Technologists are working on infusing the objects of public space with data and artificial intelligence. The futures they are proposing to enable sometimes look remarkably like the futures of the past. People will be whisked around in self-driving cars which park themselves in parking lots, and make themselves available upon request. People will still live in residential neighborhoods, and will be taken in these self-driving cars to office parks and shopping centers. Mom will no longer need to chauffeur the kids to school and soccer practice, the self-driving robot car will transport the kids safely and pick them up when their scheduled activities are done.
Futurists promoting self-driving cars see the technology as a way to preserve the car-dominant paradigm, while overcoming limitations of traffic and parking.
I wonder how much Mountain View’s choice to prevent housing from being built in North Bayshore, preserving Google’s headquarters as an old-school standalone office park will continue to shape the vision of the self-driving car as tool of classic low-density suburban sprawl.
Alternatively, plenty of Google’s engineers are taking the bus down from the city these days – and maybe soon they’ll be in tall buildings in Mission Bay. Will those engineers see self-driving cars not as the evolution of the suburb-mobile, but the evolution of the taxi and the zipcar. In an urban context, where the necessities of life are within walking distance, an automobile isn’t a necessity of daily life. Instead, it is a an occasional convenience; a ride back from the bar, a trip out to the mountains.
This blog comment makes the case that mathematically self-driving cars still can’t solve traffic congestion when human social patterns create peak travel times. In that case, and in the world of gradually re-urbanizing suburbia, the self-driving car will be a more efficient first-and-last mile connection to transit services.
It is not at all clear how self-driving cars will interact with pedestrians and cyclists, children and pets. Will the unpredictable nature of these street intruders lead to calls to for further restrictions on uses of the street? Or by the time self-driving cars make their way to market, will people demand that these wheeled robots be programmed with respect to respect and accommodate the humans using the street as a place?
Or, will the debate between urbanists and suburbanists be inscribed in different use-cases for different types of places, and will the places themselves be designed for these scenarios?
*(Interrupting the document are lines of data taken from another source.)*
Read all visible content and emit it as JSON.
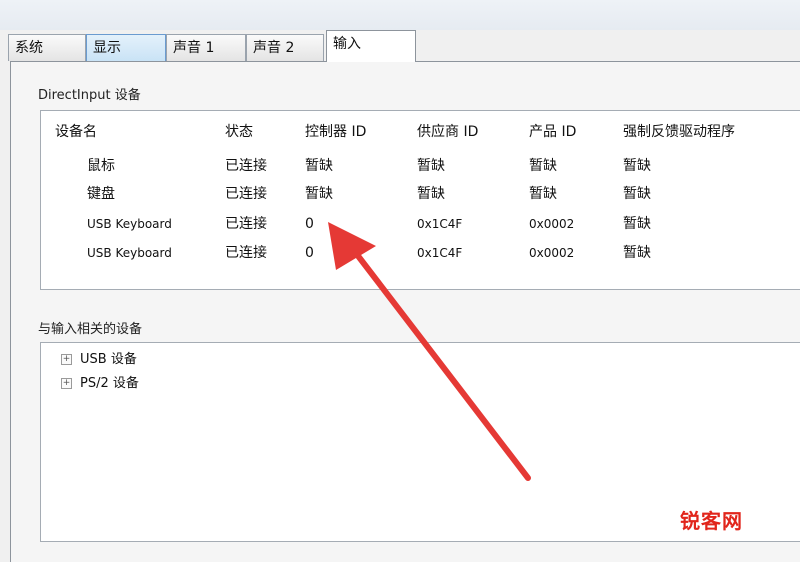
{
  "tabs": [
    {
      "label": "系统",
      "state": "normal"
    },
    {
      "label": "显示",
      "state": "highlighted"
    },
    {
      "label": "声音 1",
      "state": "normal"
    },
    {
      "label": "声音 2",
      "state": "normal"
    },
    {
      "label": "输入",
      "state": "active"
    }
  ],
  "directinput": {
    "group_label": "DirectInput 设备",
    "columns": [
      "设备名",
      "状态",
      "控制器 ID",
      "供应商 ID",
      "产品 ID",
      "强制反馈驱动程序"
    ],
    "rows": [
      {
        "name": "鼠标",
        "status": "已连接",
        "controller_id": "暂缺",
        "vendor_id": "暂缺",
        "product_id": "暂缺",
        "ff_driver": "暂缺"
      },
      {
        "name": "键盘",
        "status": "已连接",
        "controller_id": "暂缺",
        "vendor_id": "暂缺",
        "product_id": "暂缺",
        "ff_driver": "暂缺"
      },
      {
        "name": "USB Keyboard",
        "status": "已连接",
        "controller_id": "0",
        "vendor_id": "0x1C4F",
        "product_id": "0x0002",
        "ff_driver": "暂缺"
      },
      {
        "name": "USB Keyboard",
        "status": "已连接",
        "controller_id": "0",
        "vendor_id": "0x1C4F",
        "product_id": "0x0002",
        "ff_driver": "暂缺"
      }
    ]
  },
  "related": {
    "group_label": "与输入相关的设备",
    "items": [
      "USB 设备",
      "PS/2 设备"
    ],
    "expander_symbol": "+"
  },
  "annotation": {
    "arrow_color": "#e53935"
  },
  "watermark": {
    "text": "锐客网",
    "color": "#e1251b"
  }
}
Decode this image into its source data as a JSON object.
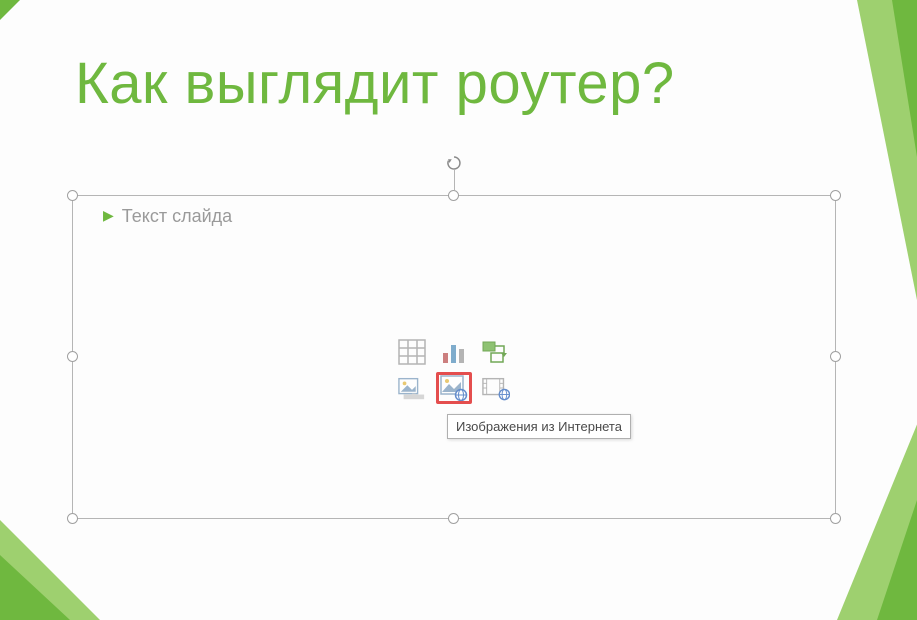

Will Phoenix and Atlanta ban pedestrians from local streets, further limiting the movements of the old, young, and poor, while those who can afford self-driving cars are whisked to their destinations. Meanwhile, will Portland and parts of Europe move cars outside the city and require self-driving taxis travel at casual streetcar speeds?
Early visions of the future often forsee automation of the patterns of the present. They take the social patterns as a given. The uses of emerging transportation technologies are affected by expectations and understandings of land use patterns.
Time to change the law and exempt the software/hardware producers from liability when their systems are more reliable than human operators. This would be a realistic initial standard.